Relying on continuing resolutions wasted billions, says Pentagon acquisition chief
Ashton Carter suggests Congress’s failure to pass permanent budget for first half of fiscal year proved costly for taxpayers.
The absence of a permanent budget for the first six months of the fiscal year likely cost the Defense Department billions in inefficiencies, according to the Pentagon's top purchasing official.
In a speech on Wednesday at the conservative-leaning Heritage Foundation, Ashton B. Carter, undersecretary of defense for acquisition, technology and logistics, argued that the seven continuing resolutions passed by Congress from October 2010 through the second week of April were highly ineffective and resulted in a waste of taxpayer resources.
"It is uneconomical to proceed in this herky-jerky fashion," Carter said. "It cost billions for us to operate in this way. It's like a hidden tax."
He said the lack of a permanent, fixed budget upset some carefully calibrated buying plans and caused the department to shelve other programs that had yet to commence.
Congress finally passed a fiscal 2011 budget for the last six months of the fiscal year last week.

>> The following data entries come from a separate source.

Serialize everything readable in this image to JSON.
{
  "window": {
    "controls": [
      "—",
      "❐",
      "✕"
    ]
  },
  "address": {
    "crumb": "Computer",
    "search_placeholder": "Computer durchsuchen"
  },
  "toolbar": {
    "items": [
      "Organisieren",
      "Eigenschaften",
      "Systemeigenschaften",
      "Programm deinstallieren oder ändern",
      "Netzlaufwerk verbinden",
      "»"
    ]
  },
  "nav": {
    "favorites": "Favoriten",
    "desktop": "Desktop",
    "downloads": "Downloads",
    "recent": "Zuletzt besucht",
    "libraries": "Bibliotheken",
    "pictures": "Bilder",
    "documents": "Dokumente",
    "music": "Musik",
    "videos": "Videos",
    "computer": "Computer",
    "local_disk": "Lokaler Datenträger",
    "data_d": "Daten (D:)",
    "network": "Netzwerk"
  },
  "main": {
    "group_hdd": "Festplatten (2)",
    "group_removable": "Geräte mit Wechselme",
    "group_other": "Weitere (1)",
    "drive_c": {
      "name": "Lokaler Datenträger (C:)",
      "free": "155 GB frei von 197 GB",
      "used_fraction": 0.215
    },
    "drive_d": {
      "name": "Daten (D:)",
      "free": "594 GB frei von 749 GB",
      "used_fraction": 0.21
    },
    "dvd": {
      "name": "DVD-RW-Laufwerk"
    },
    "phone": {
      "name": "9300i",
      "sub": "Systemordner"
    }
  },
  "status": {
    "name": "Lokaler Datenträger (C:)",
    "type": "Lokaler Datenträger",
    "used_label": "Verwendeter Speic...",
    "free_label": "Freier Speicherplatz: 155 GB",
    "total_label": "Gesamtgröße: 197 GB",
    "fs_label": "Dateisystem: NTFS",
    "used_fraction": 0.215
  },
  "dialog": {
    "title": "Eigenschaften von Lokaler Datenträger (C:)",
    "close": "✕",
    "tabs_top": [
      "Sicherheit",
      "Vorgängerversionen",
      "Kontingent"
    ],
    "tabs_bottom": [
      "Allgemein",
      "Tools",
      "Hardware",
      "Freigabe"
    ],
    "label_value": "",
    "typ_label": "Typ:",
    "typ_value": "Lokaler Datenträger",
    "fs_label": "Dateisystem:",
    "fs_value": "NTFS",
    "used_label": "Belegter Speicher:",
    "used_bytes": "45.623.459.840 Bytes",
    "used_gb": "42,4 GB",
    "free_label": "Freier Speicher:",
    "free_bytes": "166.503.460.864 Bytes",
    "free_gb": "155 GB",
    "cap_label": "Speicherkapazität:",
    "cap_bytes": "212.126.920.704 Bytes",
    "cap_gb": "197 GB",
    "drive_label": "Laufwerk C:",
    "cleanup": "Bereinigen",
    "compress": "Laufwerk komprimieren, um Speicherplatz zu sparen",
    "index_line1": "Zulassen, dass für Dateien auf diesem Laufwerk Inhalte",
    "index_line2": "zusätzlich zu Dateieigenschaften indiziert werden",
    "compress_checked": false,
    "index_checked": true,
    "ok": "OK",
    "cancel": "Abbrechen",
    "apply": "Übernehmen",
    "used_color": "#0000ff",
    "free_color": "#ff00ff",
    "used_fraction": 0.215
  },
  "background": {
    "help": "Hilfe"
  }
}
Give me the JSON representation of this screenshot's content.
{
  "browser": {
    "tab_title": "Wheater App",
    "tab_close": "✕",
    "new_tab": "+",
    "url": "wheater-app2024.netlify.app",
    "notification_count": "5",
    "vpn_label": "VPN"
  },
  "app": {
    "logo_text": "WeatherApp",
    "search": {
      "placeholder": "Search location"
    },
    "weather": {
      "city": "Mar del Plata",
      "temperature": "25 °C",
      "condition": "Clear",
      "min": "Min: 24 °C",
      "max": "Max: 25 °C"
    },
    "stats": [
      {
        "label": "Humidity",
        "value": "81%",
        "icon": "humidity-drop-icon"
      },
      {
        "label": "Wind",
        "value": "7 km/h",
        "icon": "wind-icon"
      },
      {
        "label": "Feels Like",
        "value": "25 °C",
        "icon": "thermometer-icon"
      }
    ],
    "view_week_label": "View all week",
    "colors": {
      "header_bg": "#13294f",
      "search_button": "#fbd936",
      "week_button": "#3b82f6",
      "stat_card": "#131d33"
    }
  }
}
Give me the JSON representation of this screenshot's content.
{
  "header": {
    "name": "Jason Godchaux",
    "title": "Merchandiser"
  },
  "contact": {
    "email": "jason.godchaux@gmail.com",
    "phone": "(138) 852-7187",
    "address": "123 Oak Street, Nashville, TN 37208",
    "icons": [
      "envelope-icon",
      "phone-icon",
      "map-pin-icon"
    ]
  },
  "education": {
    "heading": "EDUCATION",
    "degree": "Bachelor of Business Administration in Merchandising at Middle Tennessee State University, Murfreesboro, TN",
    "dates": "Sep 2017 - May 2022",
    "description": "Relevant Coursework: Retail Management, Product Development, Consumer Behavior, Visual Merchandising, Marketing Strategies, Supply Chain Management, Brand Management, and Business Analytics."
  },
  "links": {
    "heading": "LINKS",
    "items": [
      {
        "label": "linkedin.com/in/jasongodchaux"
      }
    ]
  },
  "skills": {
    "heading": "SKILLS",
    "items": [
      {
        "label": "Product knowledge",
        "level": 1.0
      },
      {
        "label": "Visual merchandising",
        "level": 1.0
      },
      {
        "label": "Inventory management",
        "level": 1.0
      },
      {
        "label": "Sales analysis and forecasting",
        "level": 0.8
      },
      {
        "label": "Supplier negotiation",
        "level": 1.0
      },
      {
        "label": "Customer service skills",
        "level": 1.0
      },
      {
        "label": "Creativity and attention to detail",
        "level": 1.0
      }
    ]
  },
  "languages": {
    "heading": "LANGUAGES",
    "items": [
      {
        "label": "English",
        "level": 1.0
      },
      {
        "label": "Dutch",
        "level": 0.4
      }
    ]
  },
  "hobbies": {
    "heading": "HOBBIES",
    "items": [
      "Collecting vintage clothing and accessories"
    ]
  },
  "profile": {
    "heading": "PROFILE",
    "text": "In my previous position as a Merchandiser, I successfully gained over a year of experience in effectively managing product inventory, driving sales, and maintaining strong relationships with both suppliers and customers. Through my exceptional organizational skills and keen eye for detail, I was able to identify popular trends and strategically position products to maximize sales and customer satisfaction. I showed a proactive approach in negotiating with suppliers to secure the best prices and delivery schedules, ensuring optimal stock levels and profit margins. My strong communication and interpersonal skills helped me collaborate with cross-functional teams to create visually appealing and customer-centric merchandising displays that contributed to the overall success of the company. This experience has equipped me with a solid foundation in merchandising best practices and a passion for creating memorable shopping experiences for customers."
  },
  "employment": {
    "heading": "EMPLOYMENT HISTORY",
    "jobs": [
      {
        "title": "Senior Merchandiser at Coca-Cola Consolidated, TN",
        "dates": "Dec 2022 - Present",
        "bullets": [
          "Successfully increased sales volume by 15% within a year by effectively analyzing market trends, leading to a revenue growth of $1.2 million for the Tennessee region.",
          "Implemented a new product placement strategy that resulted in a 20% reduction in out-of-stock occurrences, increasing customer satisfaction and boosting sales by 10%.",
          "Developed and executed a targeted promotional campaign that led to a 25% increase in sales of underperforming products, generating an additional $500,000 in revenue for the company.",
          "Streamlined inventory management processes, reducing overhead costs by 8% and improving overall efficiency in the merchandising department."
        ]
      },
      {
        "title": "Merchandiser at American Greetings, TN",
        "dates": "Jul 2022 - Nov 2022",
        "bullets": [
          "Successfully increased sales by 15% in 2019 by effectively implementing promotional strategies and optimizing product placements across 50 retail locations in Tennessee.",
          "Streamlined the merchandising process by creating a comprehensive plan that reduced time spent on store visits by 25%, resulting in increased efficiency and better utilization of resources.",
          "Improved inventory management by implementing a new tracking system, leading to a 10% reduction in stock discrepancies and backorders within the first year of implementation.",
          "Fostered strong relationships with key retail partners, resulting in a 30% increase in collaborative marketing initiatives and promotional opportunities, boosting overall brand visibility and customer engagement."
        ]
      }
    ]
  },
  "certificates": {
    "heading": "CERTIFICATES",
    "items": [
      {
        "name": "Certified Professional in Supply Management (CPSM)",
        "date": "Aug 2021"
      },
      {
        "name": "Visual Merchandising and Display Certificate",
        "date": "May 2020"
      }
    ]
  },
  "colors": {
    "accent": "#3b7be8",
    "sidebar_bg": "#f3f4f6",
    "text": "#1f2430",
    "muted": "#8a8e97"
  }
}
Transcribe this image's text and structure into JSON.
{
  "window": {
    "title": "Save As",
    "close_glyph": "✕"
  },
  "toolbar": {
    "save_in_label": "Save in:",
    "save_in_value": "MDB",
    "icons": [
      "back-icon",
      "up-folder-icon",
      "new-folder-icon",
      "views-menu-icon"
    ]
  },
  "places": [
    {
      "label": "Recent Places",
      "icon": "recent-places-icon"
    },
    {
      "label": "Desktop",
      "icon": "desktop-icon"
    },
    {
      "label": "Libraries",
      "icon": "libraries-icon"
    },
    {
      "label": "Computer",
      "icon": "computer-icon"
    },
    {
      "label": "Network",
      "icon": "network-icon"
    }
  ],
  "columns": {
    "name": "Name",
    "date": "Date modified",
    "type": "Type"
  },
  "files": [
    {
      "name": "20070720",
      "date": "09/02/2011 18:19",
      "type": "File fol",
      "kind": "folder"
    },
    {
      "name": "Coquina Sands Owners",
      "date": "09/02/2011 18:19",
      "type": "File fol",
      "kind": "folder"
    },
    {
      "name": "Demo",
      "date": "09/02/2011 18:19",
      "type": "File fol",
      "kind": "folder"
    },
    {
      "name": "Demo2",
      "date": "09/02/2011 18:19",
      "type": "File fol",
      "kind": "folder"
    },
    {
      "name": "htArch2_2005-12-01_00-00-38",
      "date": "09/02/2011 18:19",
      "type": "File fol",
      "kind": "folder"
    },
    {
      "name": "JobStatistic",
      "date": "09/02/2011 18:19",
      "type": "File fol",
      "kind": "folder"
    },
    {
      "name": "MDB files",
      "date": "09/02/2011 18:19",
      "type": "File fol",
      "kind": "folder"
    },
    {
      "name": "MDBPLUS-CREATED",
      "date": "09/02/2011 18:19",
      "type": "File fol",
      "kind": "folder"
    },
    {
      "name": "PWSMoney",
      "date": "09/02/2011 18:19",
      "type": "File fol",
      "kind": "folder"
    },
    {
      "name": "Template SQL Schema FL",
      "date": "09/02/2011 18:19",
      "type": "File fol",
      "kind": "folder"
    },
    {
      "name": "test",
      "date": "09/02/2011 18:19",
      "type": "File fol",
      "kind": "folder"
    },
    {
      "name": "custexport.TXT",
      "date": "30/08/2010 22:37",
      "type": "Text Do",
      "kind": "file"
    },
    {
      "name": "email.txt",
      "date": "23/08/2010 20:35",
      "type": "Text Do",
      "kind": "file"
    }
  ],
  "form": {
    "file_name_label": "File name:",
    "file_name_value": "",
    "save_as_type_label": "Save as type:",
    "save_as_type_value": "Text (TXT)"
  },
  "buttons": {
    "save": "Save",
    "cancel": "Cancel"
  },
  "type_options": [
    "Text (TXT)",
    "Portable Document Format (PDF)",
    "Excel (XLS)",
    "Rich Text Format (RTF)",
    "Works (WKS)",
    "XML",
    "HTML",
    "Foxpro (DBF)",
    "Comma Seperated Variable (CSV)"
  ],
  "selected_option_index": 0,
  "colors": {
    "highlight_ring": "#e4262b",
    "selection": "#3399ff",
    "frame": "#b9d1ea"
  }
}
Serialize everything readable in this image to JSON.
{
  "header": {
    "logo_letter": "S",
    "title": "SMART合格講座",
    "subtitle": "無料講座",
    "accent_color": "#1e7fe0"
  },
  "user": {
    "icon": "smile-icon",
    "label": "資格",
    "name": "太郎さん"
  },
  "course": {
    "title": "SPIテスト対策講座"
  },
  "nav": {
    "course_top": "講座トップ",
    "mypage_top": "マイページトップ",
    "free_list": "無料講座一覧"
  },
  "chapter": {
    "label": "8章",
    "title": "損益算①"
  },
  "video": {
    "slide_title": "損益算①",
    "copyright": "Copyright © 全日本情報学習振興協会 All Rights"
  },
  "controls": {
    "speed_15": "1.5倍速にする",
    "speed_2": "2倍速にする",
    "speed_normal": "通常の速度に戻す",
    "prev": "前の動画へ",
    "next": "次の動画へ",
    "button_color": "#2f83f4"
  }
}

Carter's address focused on his initiative to milk greater savings and more efficiencies out of the roughly $400 billion the department spends to procure goods and services. The acquisition chief said the era of ever-increasing Defense budgets was gone and that the department needed to do "more without more."
The leaner acquisition environment, he said, will feel very different to those in the Defense community who have "grown accustomed to a circumstance where they can always reach for more money."
While much of Carter's focus was on the $200 billion devoted to the services of acquisition, he also suggested that the department may not be done cancelling or scaling back several expensive major weapons programs.
Carter's office has already abandoned several weapons programs, totaling $300 billion, which were either over-budget or inefficient, or which involved a product of which the department had simply acquired enough. They include the presidential helicopter, the Expeditionary Fighting Vehicle and aspects of the Future Combat System.
And while the Pentagon has plucked most of the low-hanging fruit, "there undoubtedly will be more cancellations of that kind," he said.
The alternative to not addressing these problems, Carter said, is more broken programs, ineffective products provided to the warfighter and eroded taxpayer confidence in the department's ability to wisely spend money.
Repeating themes from many previous speeches on this subject, Carter outlined his 23-point plan to drive more efficiencies and savings out of an essentially flat Defense acquisition budget. The plan includes introducing more competition, reducing bureaucracy and unnecessary paperwork, improving the tradecraft of service acquisition, building up the procurement workforce and incentivizing better productivity from industry.
Carter added that the department plans to roll out a new Superior Supply Incentive Program in the coming months that will reward the best performers in the Defense industry with advantages in source selection, performance payments and nonmaterial recognition. The program is modeled after a plan originally scheduled to be introduced by the Navy but which Carter is expanding departmentwide.
"We are trying to reduce cost and not profit," Carter said. "We use profit as an incentive to reduce cost."